“Garcia,” I said. “Garcia found it in Novak.”
“Sorry,” he said. “Yes, the source Dr. Garcia found in Novak. There would be a serial number on the camera, but there’s no room on the source. Which is too bad, since the source is what we have.” He shrugged again, and for some reason, I found the shrug—the even-keeled, accepting shrug—intolerable.
“Damm it!” I halfway shouted. “Isn’t there anything we can do to find out where this came from? Isn’t anybody in the government worried about these things? Isn’t anybody anywhere worried besides me?” Thornton and Emert stared at me, astonished at the outburst, and I realized that my anger stemmed not so much from the perils of portable radiography sources—peril could be found in any technology if you looked for it—but from my helplessness to do anything for Miranda or Garcia. “I’m sorry,” I said. “That was out of line.”
“I understand,” he said. “You’ve got people whose health and safety have been compromised. On the bright side, we do have a couple of things that might help us narrow the search.”
“Tell me,” I said. “I could use some good news.”
“Remember, the half-life is just seventy-four days. So if you put a fresh two-hundred-curie source in your RadioGraph Elite, seventy-four days later it’s down to a hundred curies, and by a hundred and forty-eight days it’s down to fifty curies. At the end of a year, that stuff has decayed through five half-lives, so it’s down to six curies. Knowing the source in Novak was still around a hundred curies tells us something very useful.”
“It tells you the source was fresh,” I said. “And it tells you it wasn’t from one of those cameras that went missing in Katrina.”
“Bingo,” he said.
“So who actually makes the sources?” I said. “And how, and where, and when? Does this outfit in Shreveport have a reactor or a cyclotron or whatever is used to make iridium-192? Do they make big batches of these things—hundreds of things at once?—or just a few at a time? How hard can it be to track down everybody who got one sometime in the past three months?”

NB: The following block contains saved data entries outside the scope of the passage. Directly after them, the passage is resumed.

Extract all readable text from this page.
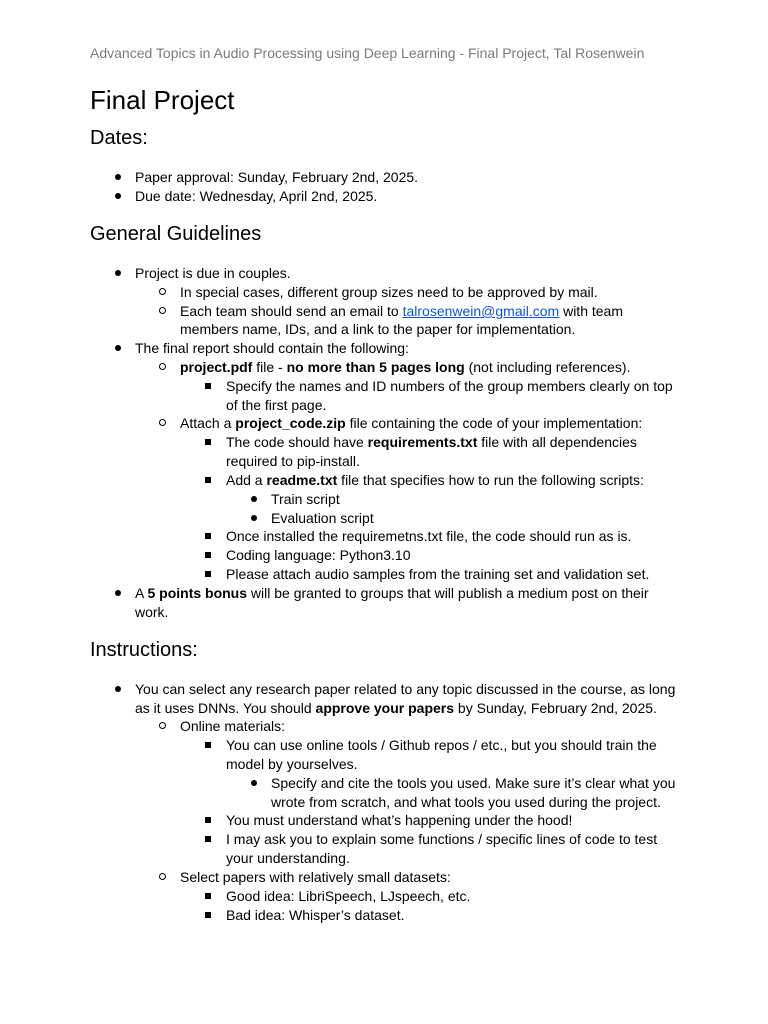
Advanced Topics in Audio Processing using Deep Learning - Final Project, Tal Rosenwein
Final Project
Dates:
Paper approval: Sunday, February 2nd, 2025.
Due date: Wednesday, April 2nd, 2025.
General Guidelines
Project is due in couples.
In special cases, different group sizes need to be approved by mail.
Each team should send an email to talrosenwein@gmail.com with team
members name, IDs, and a link to the paper for implementation.
The final report should contain the following:
project.pdf file - no more than 5 pages long (not including references).
Specify the names and ID numbers of the group members clearly on top
of the first page.
Attach a project_code.zip file containing the code of your implementation:
The code should have requirements.txt file with all dependencies
required to pip-install.
Add a readme.txt file that specifies how to run the following scripts:
Train script
Evaluation script
Once installed the requiremetns.txt file, the code should run as is.
Coding language: Python3.10
Please attach audio samples from the training set and validation set.
A 5 points bonus will be granted to groups that will publish a medium post on their
work.
Instructions:
You can select any research paper related to any topic discussed in the course, as long
as it uses DNNs. You should approve your papers by Sunday, February 2nd, 2025.
Online materials:
You can use online tools / Github repos / etc., but you should train the
model by yourselves.
Specify and cite the tools you used. Make sure it’s clear what you
wrote from scratch, and what tools you used during the project.
You must understand what’s happening under the hood!
I may ask you to explain some functions / specific lines of code to test
your understanding.
Select papers with relatively small datasets:
Good idea: LibriSpeech, LJspeech, etc.
Bad idea: Whisper’s dataset.
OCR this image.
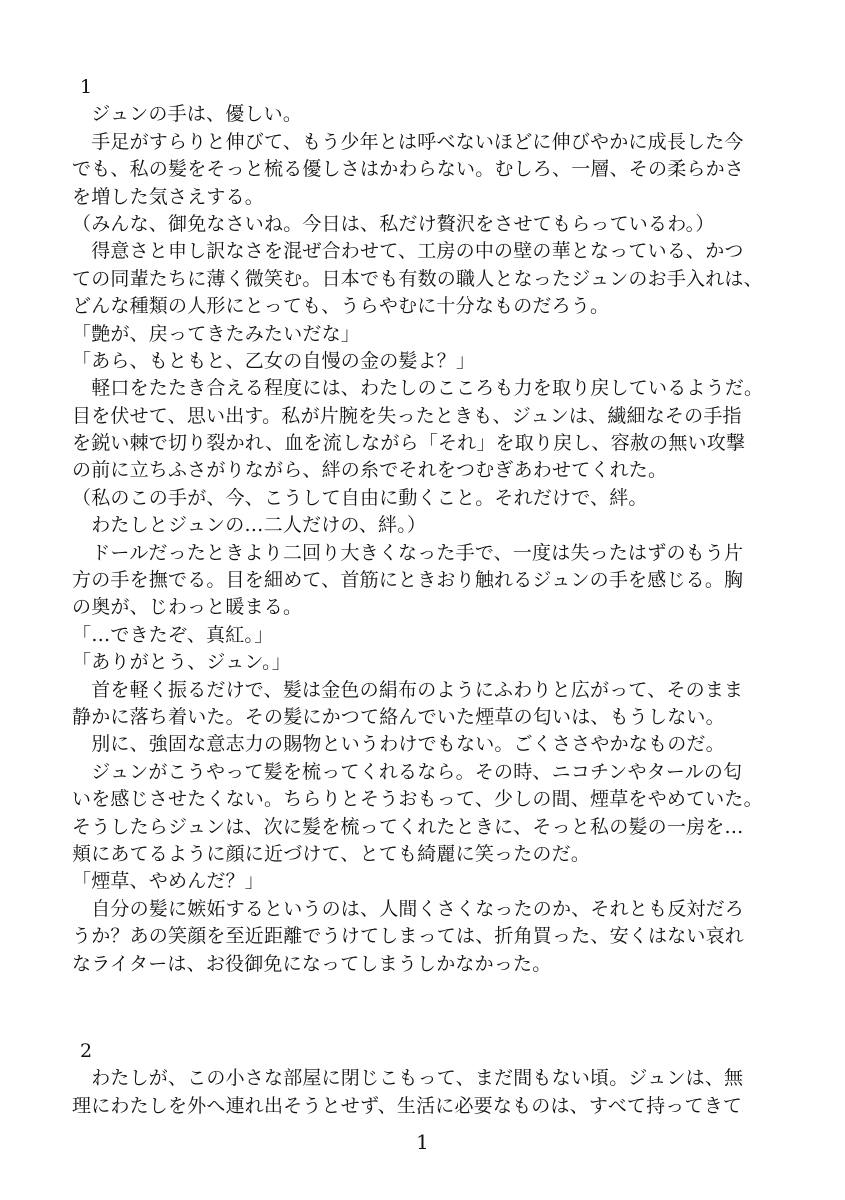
1
　ジュンの手は、優しい。
　手足がすらりと伸びて、もう少年とは呼べないほどに伸びやかに成長した今
でも、私の髪をそっと梳る優しさはかわらない。むしろ、一層、その柔らかさ
を増した気さえする。
（みんな、御免なさいね。今日は、私だけ贅沢をさせてもらっているわ。）
　得意さと申し訳なさを混ぜ合わせて、工房の中の壁の華となっている、かつ
ての同輩たちに薄く微笑む。日本でも有数の職人となったジュンのお手入れは、
どんな種類の人形にとっても、うらやむに十分なものだろう。
「艶が、戻ってきたみたいだな」
「あら、もともと、乙女の自慢の金の髪よ？」
　軽口をたたき合える程度には、わたしのこころも力を取り戻しているようだ。
目を伏せて、思い出す。私が片腕を失ったときも、ジュンは、繊細なその手指
を鋭い棘で切り裂かれ、血を流しながら「それ」を取り戻し、容赦の無い攻撃
の前に立ちふさがりながら、絆の糸でそれをつむぎあわせてくれた。
（私のこの手が、今、こうして自由に動くこと。それだけで、絆。
　わたしとジュンの…二人だけの、絆。）
　ドールだったときより二回り大きくなった手で、一度は失ったはずのもう片
方の手を撫でる。目を細めて、首筋にときおり触れるジュンの手を感じる。胸
の奥が、じわっと暖まる。
「…できたぞ、真紅。」
「ありがとう、ジュン。」
　首を軽く振るだけで、髪は金色の絹布のようにふわりと広がって、そのまま
静かに落ち着いた。その髪にかつて絡んでいた煙草の匂いは、もうしない。
　別に、強固な意志力の賜物というわけでもない。ごくささやかなものだ。
　ジュンがこうやって髪を梳ってくれるなら。その時、ニコチンやタールの匂
いを感じさせたくない。ちらりとそうおもって、少しの間、煙草をやめていた。
そうしたらジュンは、次に髪を梳ってくれたときに、そっと私の髪の一房を…
頬にあてるように顔に近づけて、とても綺麗に笑ったのだ。
「煙草、やめんだ？」
　自分の髪に嫉妬するというのは、人間くさくなったのか、それとも反対だろ
うか？あの笑顔を至近距離でうけてしまっては、折角買った、安くはない哀れ
なライターは、お役御免になってしまうしかなかった。
2
　わたしが、この小さな部屋に閉じこもって、まだ間もない頃。ジュンは、無
理にわたしを外へ連れ出そうとせず、生活に必要なものは、すべて持ってきて
1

He smiled at the burst of questions. “It’s harder than I wish it were,” he said. “That’s why we’ve got a hundred people working on it. You know the old saying about the tip of the iceberg?” I nodded. “Well, I’m just the guy standing on top of the tip of the iceberg. Everything below is shrouded in fog.”
Just then his cell phone rang—an odd, warbling tone I’d never heard from a cell phone before. He looked startled, then murmured, “Excuse me.” He turned his back on us and spoke softly, but I could make out a few words, mostly “yes sir” and “no sir” and “thank you, sir.” He ended the call with a promise to phone with an update before the end of the day. He turned back to us, looking somewhere between embarrassed and shell-shocked. “I’m sorry,” he said, “I had to take that. The man calls, you answer.”
“Which man?” I asked. “Your boss? The head of the WMD Directorate?”
“His boss’s boss’s boss,” said Thornton. “The director. Of the FBI. He wants progress reports three times a day. This case is a big target on his radar screen.”
I felt a sudden tightening in my throat, and a sudden surge of hope that we’d find out who had killed Novak—and who might be slowly killing Garcia.
CHAPTER 20
THE NEXT MORNING MIRANDA AND I HAD A SHORT but cheerful visit at the hospital with Garcia. Garcia still looked weak, his burned hands were quite tender, and his lymphocyte count remained dangerously low, yet his spirits were surprisingly high. He was six chapters into a sterilized copy of The Making of the Atomic Bomb, one of the books I’d seen on Leonard Novak’s desk. The book was propped on a reading stand, and Garcia was turning the pages with the eraser of a pencil, which he managed to grip with his bandaged right fist. “Great book,” he said. “Those Manhattan Project scientists were big thinkers. Complicated human beings, though.” I was surprised at his choice of reading material, but delighted to see him in good spirits.
After leaving the hospital, we returned to the bone lab. We’d just started reconstructing the cranium of the North Knoxville skeleton when Chip Thornton came knocking on the door. “Wow,” he said. “Skeleton in a kit. Looks like fun.”